Brown v. State

664 So. 2d 311 (1995)

Garret Edwin BROWN, Appellant,
v.
STATE of Florida, Appellee.

No. 95-675.

District Court of Appeal of Florida, First District.

December 8, 1995.

Garret Edwin Brown, Appellant, Pro Se.

No appearance for Appellee.

PER CURIAM.

Appellant challenges the denial of his 3.800 motion for correction of illegal sentence. As to the first issue raised, the trial court incorrectly ruled that appellant, whose offenses occurred in February, 1991, was not affected by the "window" period during which the 1989 amendments to section 775.084 were unconstitutional, and that his *312 out-of-state conviction could be used as a basis for habitual offender sentencing, see State v. Johnson, 616 So. 2d 1 (Fla. 1993), and Moffett v. State, 638 So. 2d 125 (Fla. 1st DCA 1994). However, the error does not entitle appellant to relief since he also had two prior Florida felonies to qualify him for habitual offender status under the pre-amended version of the statute.

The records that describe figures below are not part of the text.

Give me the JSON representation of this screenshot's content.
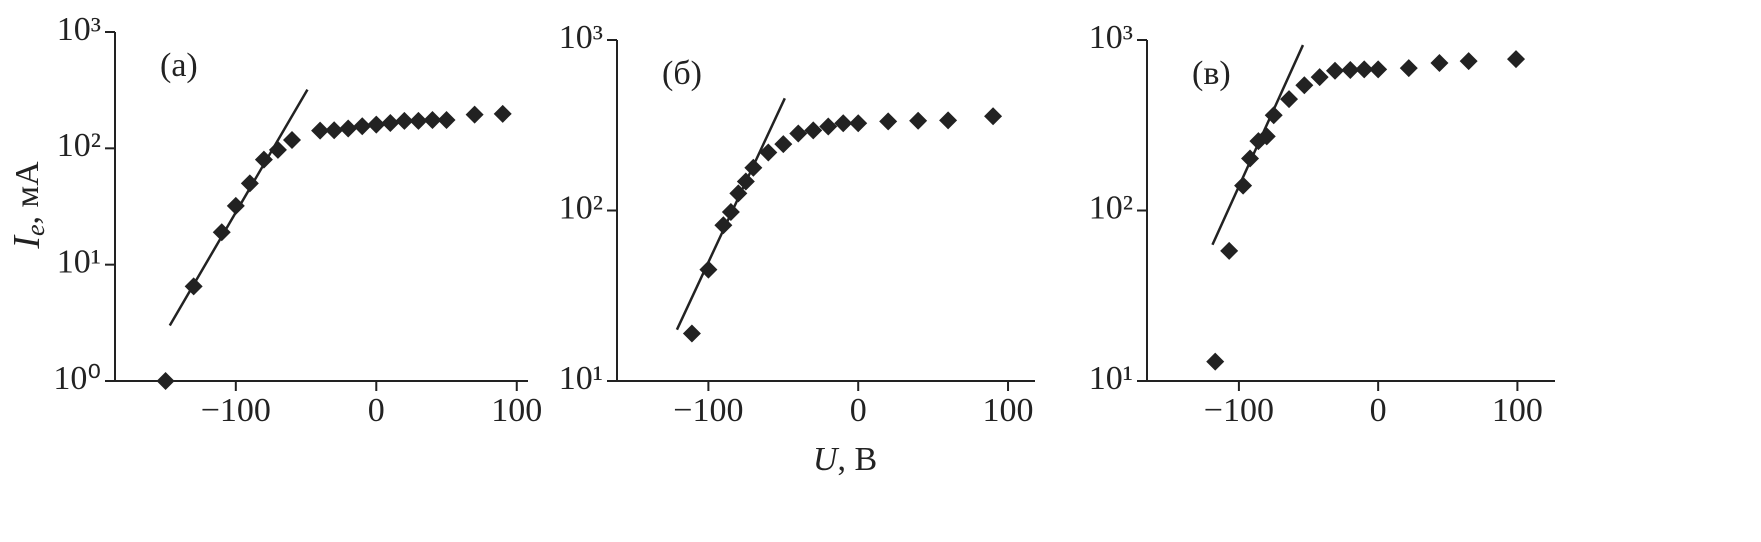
{
  "chart_data": [
    {
      "type": "scatter",
      "panel_label": "(а)",
      "ylabel_symbol": "I",
      "ylabel_subscript": "e",
      "ylabel_rest": ", мА",
      "log_y": true,
      "color": "#222222",
      "x": [
        -150,
        -130,
        -110,
        -100,
        -90,
        -80,
        -70,
        -60,
        -40,
        -30,
        -20,
        -10,
        0,
        10,
        20,
        30,
        40,
        50,
        70,
        90
      ],
      "values": [
        1.0,
        6.5,
        19,
        32,
        50,
        80,
        97,
        118,
        142,
        143,
        148,
        155,
        160,
        165,
        172,
        172,
        175,
        175,
        195,
        198
      ],
      "fit": {
        "x": [
          -147,
          -49
        ],
        "y": [
          3,
          320
        ]
      },
      "xlim": [
        -186,
        108
      ],
      "xticks": [
        {
          "value": -100,
          "label": "−100"
        },
        0,
        100
      ],
      "ylim": [
        1,
        1000
      ],
      "yticks": [
        {
          "value": 1,
          "label": "10⁰"
        },
        {
          "value": 10,
          "label": "10¹"
        },
        {
          "value": 100,
          "label": "10²"
        },
        {
          "value": 1000,
          "label": "10³"
        }
      ]
    },
    {
      "type": "scatter",
      "panel_label": "(б)",
      "xlabel_symbol": "U",
      "xlabel_rest": ", В",
      "log_y": true,
      "color": "#222222",
      "x": [
        -111,
        -100,
        -90,
        -85,
        -80,
        -75,
        -70,
        -60,
        -50,
        -40,
        -30,
        -20,
        -10,
        0,
        20,
        40,
        60,
        90
      ],
      "values": [
        19,
        45,
        82,
        98,
        126,
        148,
        178,
        219,
        245,
        283,
        295,
        311,
        325,
        325,
        333,
        336,
        338,
        357
      ],
      "fit": {
        "x": [
          -121,
          -49
        ],
        "y": [
          20,
          455
        ]
      },
      "xlim": [
        -161,
        118
      ],
      "xticks": [
        {
          "value": -100,
          "label": "−100"
        },
        0,
        100
      ],
      "ylim": [
        10,
        1000
      ],
      "yticks": [
        {
          "value": 10,
          "label": "10¹"
        },
        {
          "value": 100,
          "label": "10²"
        },
        {
          "value": 1000,
          "label": "10³"
        }
      ]
    },
    {
      "type": "scatter",
      "panel_label": "(в)",
      "log_y": true,
      "color": "#222222",
      "x": [
        -117,
        -107,
        -97,
        -92,
        -86,
        -80,
        -75,
        -64,
        -53,
        -42,
        -31,
        -20,
        -10,
        0,
        22,
        44,
        65,
        99
      ],
      "values": [
        13,
        58,
        140,
        202,
        255,
        272,
        362,
        450,
        543,
        606,
        660,
        667,
        672,
        672,
        684,
        733,
        752,
        773
      ],
      "fit": {
        "x": [
          -119,
          -54
        ],
        "y": [
          63,
          934
        ]
      },
      "xlim": [
        -166,
        127
      ],
      "xticks": [
        {
          "value": -100,
          "label": "−100"
        },
        0,
        100
      ],
      "ylim": [
        10,
        1000
      ],
      "yticks": [
        {
          "value": 10,
          "label": "10¹"
        },
        {
          "value": 100,
          "label": "10²"
        },
        {
          "value": 1000,
          "label": "10³"
        }
      ]
    }
  ]
}
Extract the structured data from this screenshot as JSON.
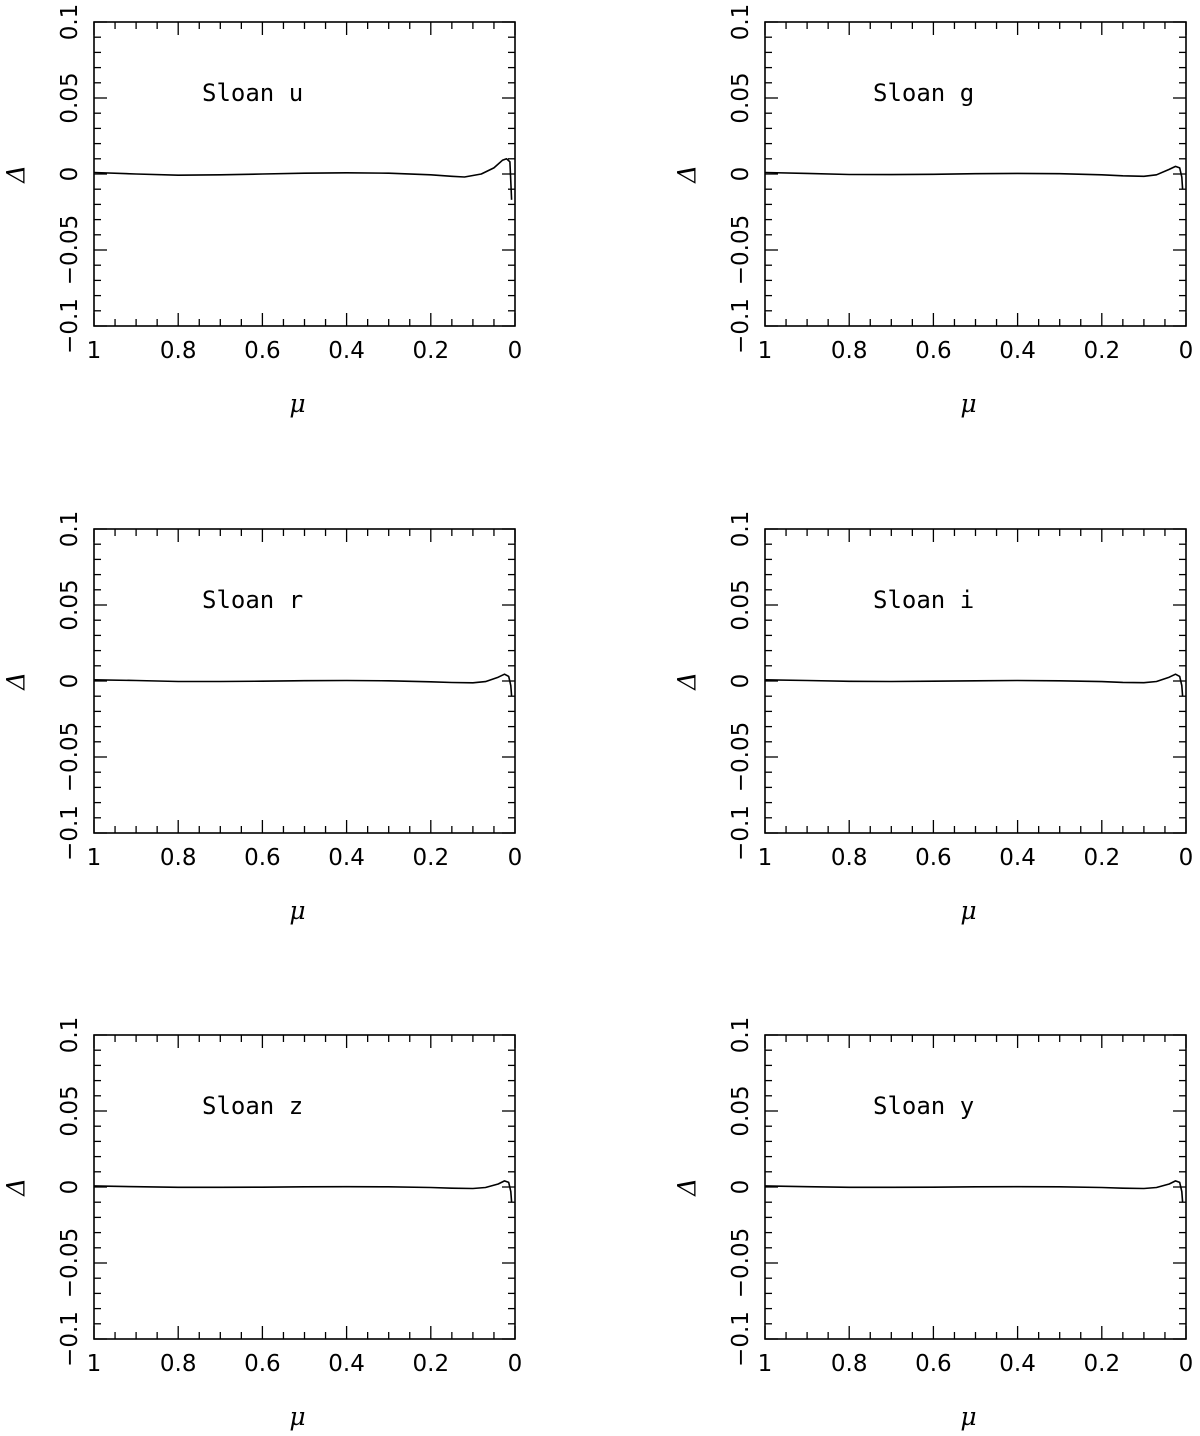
{
  "chart_data": [
    {
      "type": "line",
      "annotation": "Sloan u",
      "xlabel": "μ",
      "ylabel": "Δ",
      "xlim": [
        1,
        0
      ],
      "ylim": [
        -0.1,
        0.1
      ],
      "xticks": [
        "1",
        "0.8",
        "0.6",
        "0.4",
        "0.2",
        "0"
      ],
      "yticks": [
        "−0.1",
        "−0.05",
        "0",
        "0.05",
        "0.1"
      ],
      "series": [
        {
          "x": [
            1.0,
            0.9,
            0.8,
            0.7,
            0.6,
            0.5,
            0.4,
            0.3,
            0.2,
            0.15,
            0.12,
            0.08,
            0.05,
            0.03,
            0.02,
            0.012,
            0.01,
            0.008
          ],
          "y": [
            0.001,
            0.0,
            -0.0008,
            -0.0005,
            0.0,
            0.0005,
            0.0008,
            0.0005,
            -0.0005,
            -0.0015,
            -0.002,
            0.0,
            0.004,
            0.009,
            0.01,
            0.008,
            -0.005,
            -0.017
          ]
        }
      ]
    },
    {
      "type": "line",
      "annotation": "Sloan g",
      "xlabel": "μ",
      "ylabel": "Δ",
      "xlim": [
        1,
        0
      ],
      "ylim": [
        -0.1,
        0.1
      ],
      "xticks": [
        "1",
        "0.8",
        "0.6",
        "0.4",
        "0.2",
        "0"
      ],
      "yticks": [
        "−0.1",
        "−0.05",
        "0",
        "0.05",
        "0.1"
      ],
      "series": [
        {
          "x": [
            1.0,
            0.9,
            0.8,
            0.7,
            0.6,
            0.5,
            0.4,
            0.3,
            0.2,
            0.15,
            0.1,
            0.07,
            0.04,
            0.025,
            0.015,
            0.01,
            0.008
          ],
          "y": [
            0.001,
            0.0004,
            -0.0003,
            -0.0004,
            -0.0002,
            0.0002,
            0.0004,
            0.0002,
            -0.0005,
            -0.0012,
            -0.0015,
            -0.0005,
            0.003,
            0.005,
            0.004,
            -0.002,
            -0.01
          ]
        }
      ]
    },
    {
      "type": "line",
      "annotation": "Sloan r",
      "xlabel": "μ",
      "ylabel": "Δ",
      "xlim": [
        1,
        0
      ],
      "ylim": [
        -0.1,
        0.1
      ],
      "xticks": [
        "1",
        "0.8",
        "0.6",
        "0.4",
        "0.2",
        "0"
      ],
      "yticks": [
        "−0.1",
        "−0.05",
        "0",
        "0.05",
        "0.1"
      ],
      "series": [
        {
          "x": [
            1.0,
            0.9,
            0.8,
            0.7,
            0.6,
            0.5,
            0.4,
            0.3,
            0.2,
            0.15,
            0.1,
            0.07,
            0.04,
            0.025,
            0.015,
            0.01,
            0.008
          ],
          "y": [
            0.0008,
            0.0003,
            -0.0003,
            -0.0003,
            -0.0001,
            0.0002,
            0.0003,
            0.0001,
            -0.0005,
            -0.001,
            -0.0012,
            -0.0004,
            0.0025,
            0.0045,
            0.003,
            -0.003,
            -0.01
          ]
        }
      ]
    },
    {
      "type": "line",
      "annotation": "Sloan i",
      "xlabel": "μ",
      "ylabel": "Δ",
      "xlim": [
        1,
        0
      ],
      "ylim": [
        -0.1,
        0.1
      ],
      "xticks": [
        "1",
        "0.8",
        "0.6",
        "0.4",
        "0.2",
        "0"
      ],
      "yticks": [
        "−0.1",
        "−0.05",
        "0",
        "0.05",
        "0.1"
      ],
      "series": [
        {
          "x": [
            1.0,
            0.9,
            0.8,
            0.7,
            0.6,
            0.5,
            0.4,
            0.3,
            0.2,
            0.15,
            0.1,
            0.07,
            0.04,
            0.025,
            0.015,
            0.01,
            0.008
          ],
          "y": [
            0.0008,
            0.0003,
            -0.0002,
            -0.0003,
            -0.0001,
            0.0001,
            0.0003,
            0.0001,
            -0.0004,
            -0.0009,
            -0.0011,
            -0.0003,
            0.0025,
            0.0045,
            0.003,
            -0.003,
            -0.01
          ]
        }
      ]
    },
    {
      "type": "line",
      "annotation": "Sloan z",
      "xlabel": "μ",
      "ylabel": "Δ",
      "xlim": [
        1,
        0
      ],
      "ylim": [
        -0.1,
        0.1
      ],
      "xticks": [
        "1",
        "0.8",
        "0.6",
        "0.4",
        "0.2",
        "0"
      ],
      "yticks": [
        "−0.1",
        "−0.05",
        "0",
        "0.05",
        "0.1"
      ],
      "series": [
        {
          "x": [
            1.0,
            0.9,
            0.8,
            0.7,
            0.6,
            0.5,
            0.4,
            0.3,
            0.2,
            0.15,
            0.1,
            0.07,
            0.04,
            0.025,
            0.015,
            0.01,
            0.008
          ],
          "y": [
            0.0007,
            0.0002,
            -0.0002,
            -0.0002,
            -0.0001,
            0.0001,
            0.0002,
            0.0001,
            -0.0003,
            -0.0008,
            -0.001,
            -0.0003,
            0.002,
            0.004,
            0.003,
            -0.003,
            -0.01
          ]
        }
      ]
    },
    {
      "type": "line",
      "annotation": "Sloan y",
      "xlabel": "μ",
      "ylabel": "Δ",
      "xlim": [
        1,
        0
      ],
      "ylim": [
        -0.1,
        0.1
      ],
      "xticks": [
        "1",
        "0.8",
        "0.6",
        "0.4",
        "0.2",
        "0"
      ],
      "yticks": [
        "−0.1",
        "−0.05",
        "0",
        "0.05",
        "0.1"
      ],
      "series": [
        {
          "x": [
            1.0,
            0.9,
            0.8,
            0.7,
            0.6,
            0.5,
            0.4,
            0.3,
            0.2,
            0.15,
            0.1,
            0.07,
            0.04,
            0.025,
            0.015,
            0.01,
            0.008
          ],
          "y": [
            0.0007,
            0.0002,
            -0.0002,
            -0.0002,
            -0.0001,
            0.0001,
            0.0002,
            0.0001,
            -0.0003,
            -0.0008,
            -0.001,
            -0.0003,
            0.002,
            0.004,
            0.003,
            -0.003,
            -0.01
          ]
        }
      ]
    }
  ]
}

As to the second issue, appellant correctly asserts that consecutive habitual offender sentences cannot be imposed when the offenses arose out of the same criminal episode, see Hale v. State, 630 So. 2d 521 (Fla. 1993), cert. denied ___ U.S. ___, 115 S. Ct. 278, 130 L. Ed. 2d 195 (1994). The question whether the offenses arose out of the same criminal episode must be raised in a 3.850 motion, see State v. Callaway, 658 So. 2d 983 (Fla. 1995). Such a motion must be filed within the two year "window" following the supreme court's decision in Hale. Id. Although styled a motion for post-conviction relief under rule 3.800, appellant's motion contained sworn factual allegations. "The courts have the authority to treat prisoner petitions as if the proper remedy were sought if it would be in the interest of justice to do so." Hall v. State, 643 So. 2d 635 (Fla. 1st DCA 1994). We believe it would be in the interest of justice to do so in this case. Therefore, on this issue, we remand with directions to treat appellant's motion as if filed pursuant to rule 3.850.

As to the third issue, in 1991, when the instant offenses were committed, nonsequential convictions could be used as a basis for habitual offender sentencing, see State v. Barnes, 595 So. 2d 22 (Fla. 1992), Waters v. State, 657 So. 2d 39 (Fla. 1st DCA 1995), Ford v. State, 652 So. 2d 1236 (Fla. 1st DCA 1995).

Affirmed in part, reversed in part and remanded with directions.

BOOTH, JOANOS and BENTON, JJ., concur.